Multicast is predominantly delivered via User Datagram Protocol (UDP). Those concerned with security find UDP traffic inherently scarier than its connection-oriented counterpart, Transmission Control Protocol (TCP). Many firewalls and other security devices do not even support multicast. Once again, as multicast becomes ubiquitous across the Internet, makers of these devices will add support for the services their customers demand. Similarly, common practices will be developed to allay the security vulnerabilities that exist today with multicast traffic.
1.12.11 The Need for Multicast
In global emergency situations, multicast can play a crucial role in delivering vital communication to millions of Internet users, providing extra communications capacity at a time when heretofore conventional methods are strained to the breaking point. Indeed, nowhere has this been more precisely demonstrated than in the tragic events of September 11, 2001. In the early hours following the terrorist attacks in New York and Washington, most news Web sites were inaccessible as extraordinarily large numbers of users attempted to simultaneously access these sites.

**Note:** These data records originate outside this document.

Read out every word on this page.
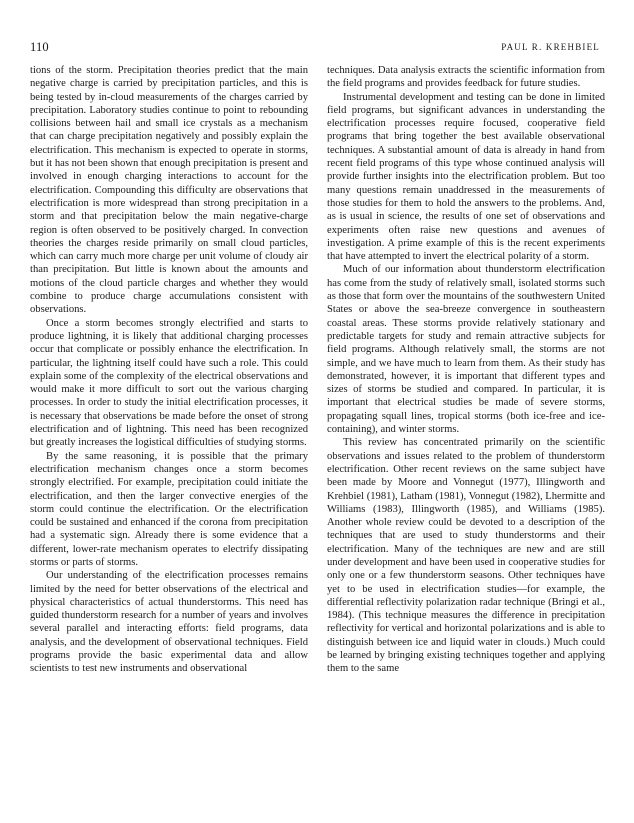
110	PAUL R. KREHBIEL

tions of the storm. Precipitation theories predict that the main negative charge is carried by precipitation particles, and this is being tested by in-cloud measurements of the charges carried by precipitation. Laboratory studies continue to point to rebounding collisions between hail and small ice crystals as a mechanism that can charge precipitation negatively and possibly explain the electrification. This mechanism is expected to operate in storms, but it has not been shown that enough precipitation is present and involved in enough charging interactions to account for the electrification. Compounding this difficulty are observations that electrification is more widespread than strong precipitation in a storm and that precipitation below the main negative-charge region is often observed to be positively charged. In convection theories the charges reside primarily on small cloud particles, which can carry much more charge per unit volume of cloudy air than precipitation. But little is known about the amounts and motions of the cloud particle charges and whether they would combine to produce charge accumulations consistent with observations.

Once a storm becomes strongly electrified and starts to produce lightning, it is likely that additional charging processes occur that complicate or possibly enhance the electrification. In particular, the lightning itself could have such a role. This could explain some of the complexity of the electrical observations and would make it more difficult to sort out the various charging processes. In order to study the initial electrification processes, it is necessary that observations be made before the onset of strong electrification and of lightning. This need has been recognized but greatly increases the logistical difficulties of studying storms.

By the same reasoning, it is possible that the primary electrification mechanism changes once a storm becomes strongly electrified. For example, precipitation could initiate the electrification, and then the larger convective energies of the storm could continue the electrification. Or the electrification could be sustained and enhanced if the corona from precipitation had a systematic sign. Already there is some evidence that a different, lower-rate mechanism operates to electrify dissipating storms or parts of storms.

Our understanding of the electrification processes remains limited by the need for better observations of the electrical and physical characteristics of actual thunderstorms. This need has guided thunderstorm research for a number of years and involves several parallel and interacting efforts: field programs, data analysis, and the development of observational techniques. Field programs provide the basic experimental data and allow scientists to test new instruments and observational

techniques. Data analysis extracts the scientific information from the field programs and provides feedback for future studies.

Instrumental development and testing can be done in limited field programs, but significant advances in understanding the electrification processes require focused, cooperative field programs that bring together the best available observational techniques. A substantial amount of data is already in hand from recent field programs of this type whose continued analysis will provide further insights into the electrification problem. But too many questions remain unaddressed in the measurements of those studies for them to hold the answers to the problems. And, as is usual in science, the results of one set of observations and experiments often raise new questions and avenues of investigation. A prime example of this is the recent experiments that have attempted to invert the electrical polarity of a storm.

Much of our information about thunderstorm electrification has come from the study of relatively small, isolated storms such as those that form over the mountains of the southwestern United States or above the sea-breeze convergence in southeastern coastal areas. These storms provide relatively stationary and predictable targets for study and remain attractive subjects for field programs. Although relatively small, the storms are not simple, and we have much to learn from them. As their study has demonstrated, however, it is important that different types and sizes of storms be studied and compared. In particular, it is important that electrical studies be made of severe storms, propagating squall lines, tropical storms (both ice-free and ice-containing), and winter storms.

This review has concentrated primarily on the scientific observations and issues related to the problem of thunderstorm electrification. Other recent reviews on the same subject have been made by Moore and Vonnegut (1977), Illingworth and Krehbiel (1981), Latham (1981), Vonnegut (1982), Lhermitte and Williams (1983), Illingworth (1985), and Williams (1985). Another whole review could be devoted to a description of the techniques that are used to study thunderstorms and their electrification. Many of the techniques are new and are still under development and have been used in cooperative studies for only one or a few thunderstorm seasons. Other techniques have yet to be used in electrification studies—for example, the differential reflectivity polarization radar technique (Bringi et al., 1984). (This technique measures the difference in precipitation reflectivity for vertical and horizontal polarizations and is able to distinguish between ice and liquid water in clouds.) Much could be learned by bringing existing techniques together and applying them to the same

At Northwestern University, CNN was rebroadcast as a multicast feed on the Internet and quickly gathered an audience of over 2,000 viewers. At the time, this multicast audience was believed to be the largest for a single feed in history. However, the size of this audience was infinitesimal compared to the number of users that wanted desperately to view this coverage and learn what was happening. As millions tried in vain to view pictures, video, text, anything that could have described the horrific events unfolding that day, users on multicast-enabled networks were able to watch real-time video accounts throughout the entire day.
Users on networks not enabled for multicast were forced to scramble to find radios and televisions. On September 11, 2001, multicast enabled Internet users to stay informed; in the future, multicast can be used to deliver critical information regarding public safety and security.
1.12.12 Final Outlook
The free and open dissemination and collaboration of information provided by the Internet is among humankind's most powerful achievements. While the Internet has enjoyed unparalleled growth and has saturated nearly every element of our culture, it is poorly equipped to support multidestination traffic without multicast.
On enterprise and financial networks, multicast has enjoyed modest success for years; on the Internet, it has the capability to support content with the potential to be no less revolutionary than the World Wide Web. The reasons for its slow deployment across the Internet vary widely from validity to misunderstanding. In all cases, these obstacles are surmountable, especially given recent enhancements such as SSM. Finally, history has suggested the eventual convergence of all data networks onto a single IP infrastructure; multicast makes this forecast attainable.